Studies are underway to identify low, medium and high-risk zones and to identify wind speeds and other variables, “crucial for the implementation of such projects and for prospective economic operators”, a ministry spokesperson said.

“In parallel, the ministry for finance issued a preliminary market consultation to receive submissions for economic activities within Malta’s exclusive economic zone.”

During a Times of Malta event about the budget last month, Finance Minister Clyde Caruana described Malta’s huge continental shelf as a massive opportunity for offshore wind farms.

At one point he painted a picture of a future Malta as an offshore energy powerhouse and cited the growing interest in offshore wind turbine-generated energy, hinting that plans may be underway for a project of the sort.

The development of wind turbines off the coast has been on and off the agendas of all recent administrations for at least two decades, since the dawn of a looming global warming threat began to hit the world.

Over the years, all political parties pledged research and feasibility studies into what would be a massive project.

Both Labour and the PN promised to develop offshore farms and AD had even suggested shipyard workers would be competent enough to build the turbines.

No concrete plans ever materialised, however.
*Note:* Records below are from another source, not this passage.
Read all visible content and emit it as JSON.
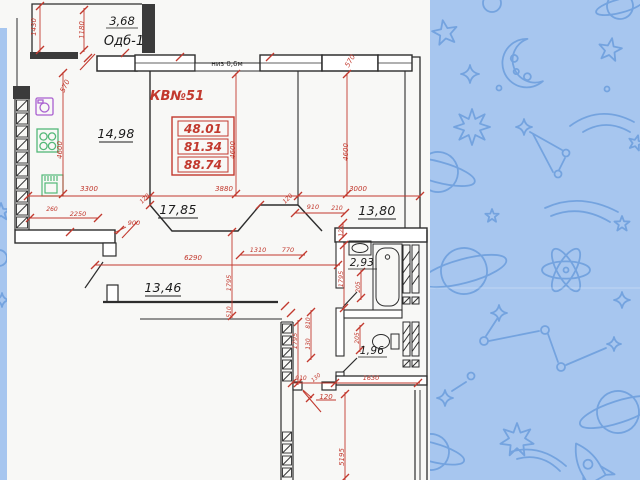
{
  "slide": {
    "background_theme": "space doodles on blue"
  },
  "colors": {
    "background": "#a7c6ef",
    "doodle": "#6fa0dd",
    "paper": "#f8f8f6",
    "wall": "#2d2d2d",
    "dimension_red": "#c2392e",
    "fixture_green": "#53b878",
    "fixture_purple": "#a95fd0"
  },
  "plan": {
    "apartment_label": "КВ№51",
    "balcony": {
      "area": "3,68",
      "name": "Одб-1"
    },
    "window_note": "низ 0,6м",
    "area_summary": [
      "48.01",
      "81.34",
      "88.74"
    ],
    "rooms": [
      {
        "id": "kitchen",
        "area": "14,98"
      },
      {
        "id": "living-room",
        "area": "17,85"
      },
      {
        "id": "bedroom",
        "area": "13,80"
      },
      {
        "id": "hallway",
        "area": "13,46"
      },
      {
        "id": "bathroom",
        "area": "2,93"
      },
      {
        "id": "wc",
        "area": "1,96"
      }
    ],
    "dimensions": [
      {
        "v": "1430",
        "x": 36,
        "y": 27,
        "r": -90
      },
      {
        "v": "1180",
        "x": 84,
        "y": 30,
        "r": -90
      },
      {
        "v": "570",
        "x": 67,
        "y": 87,
        "r": -65
      },
      {
        "v": "570",
        "x": 352,
        "y": 62,
        "r": -60
      },
      {
        "v": "4600",
        "x": 62,
        "y": 150,
        "r": -90
      },
      {
        "v": "4600",
        "x": 235,
        "y": 150,
        "r": -90
      },
      {
        "v": "4600",
        "x": 348,
        "y": 152,
        "r": -90
      },
      {
        "v": "3300",
        "x": 89,
        "y": 191,
        "r": 0
      },
      {
        "v": "3880",
        "x": 224,
        "y": 191,
        "r": 0
      },
      {
        "v": "3000",
        "x": 358,
        "y": 191,
        "r": 0
      },
      {
        "v": "120",
        "x": 146,
        "y": 200,
        "r": -45,
        "s": 6
      },
      {
        "v": "120",
        "x": 289,
        "y": 200,
        "r": -45,
        "s": 6
      },
      {
        "v": "260",
        "x": 52,
        "y": 211,
        "r": 0,
        "s": 6
      },
      {
        "v": "2250",
        "x": 78,
        "y": 216,
        "r": 0,
        "s": 6.5
      },
      {
        "v": "900",
        "x": 134,
        "y": 225,
        "r": 0,
        "s": 6.5
      },
      {
        "v": "910",
        "x": 313,
        "y": 209,
        "r": 0,
        "s": 6.5
      },
      {
        "v": "210",
        "x": 337,
        "y": 210,
        "r": 0,
        "s": 6
      },
      {
        "v": "120",
        "x": 343,
        "y": 231,
        "r": -90,
        "s": 6
      },
      {
        "v": "1310",
        "x": 258,
        "y": 252,
        "r": 0,
        "s": 6.5
      },
      {
        "v": "770",
        "x": 288,
        "y": 252,
        "r": 0,
        "s": 6.5
      },
      {
        "v": "6290",
        "x": 193,
        "y": 260,
        "r": 0
      },
      {
        "v": "1795",
        "x": 231,
        "y": 283,
        "r": -90,
        "s": 6.5
      },
      {
        "v": "1795",
        "x": 343,
        "y": 279,
        "r": -90,
        "s": 6.5
      },
      {
        "v": "1795",
        "x": 297,
        "y": 341,
        "r": -90,
        "s": 6.5
      },
      {
        "v": "510",
        "x": 231,
        "y": 312,
        "r": -90,
        "s": 6
      },
      {
        "v": "810",
        "x": 310,
        "y": 323,
        "r": -90,
        "s": 6
      },
      {
        "v": "130",
        "x": 310,
        "y": 344,
        "r": -90,
        "s": 6
      },
      {
        "v": "205",
        "x": 360,
        "y": 287,
        "r": -90,
        "s": 6
      },
      {
        "v": "205",
        "x": 359,
        "y": 338,
        "r": -90,
        "s": 6
      },
      {
        "v": "910",
        "x": 301,
        "y": 380,
        "r": 0,
        "s": 6
      },
      {
        "v": "130",
        "x": 317,
        "y": 379,
        "r": -40,
        "s": 5.5
      },
      {
        "v": "1630",
        "x": 371,
        "y": 380,
        "r": 0,
        "s": 6.5
      },
      {
        "v": "120",
        "x": 326,
        "y": 399,
        "r": 0,
        "s": 7
      },
      {
        "v": "5195",
        "x": 344,
        "y": 457,
        "r": -90
      }
    ]
  },
  "background_icons": [
    "crescent-moon",
    "five-point-star",
    "sparkle-star",
    "burst-star",
    "saturn-planet",
    "atom",
    "comet",
    "constellation",
    "rocket",
    "ring"
  ]
}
Now, as the unprecedented energy crisis continues to hit Europe hard and the EU’s Green Deal keeps pushing member states to invest in clean, renewable energy in a bid to fight the climate crisis, Malta may be the closest it has ever been to experience some winds of change.

“The ongoing energy crisis confirms the need to continue investing in this sector, strengthen our security of supply and diversification of sources,” a ministry spokesperson said.

Last week, during an EUFores workshop, Environment Minister Miriam Dalli reiterated Malta’s vision to accelerate investment and facilitate the development of such technologies, the spokesperson added.

“The Maltese government will continue working hard to increase our share of renewables and incentives for businesses and households, to promote a switch to energy-efficient operations and renewable energy models.”

Labour pledged to work with the private sector to develop offshore floating wind and solar renewable energy projects in this year’s election manifesto.

The first offshore wind farm in history was erected in 1991 off the coast of Denmark but the first turbines in the Mediterranean started to spin only last March, off the southern coast of Italy.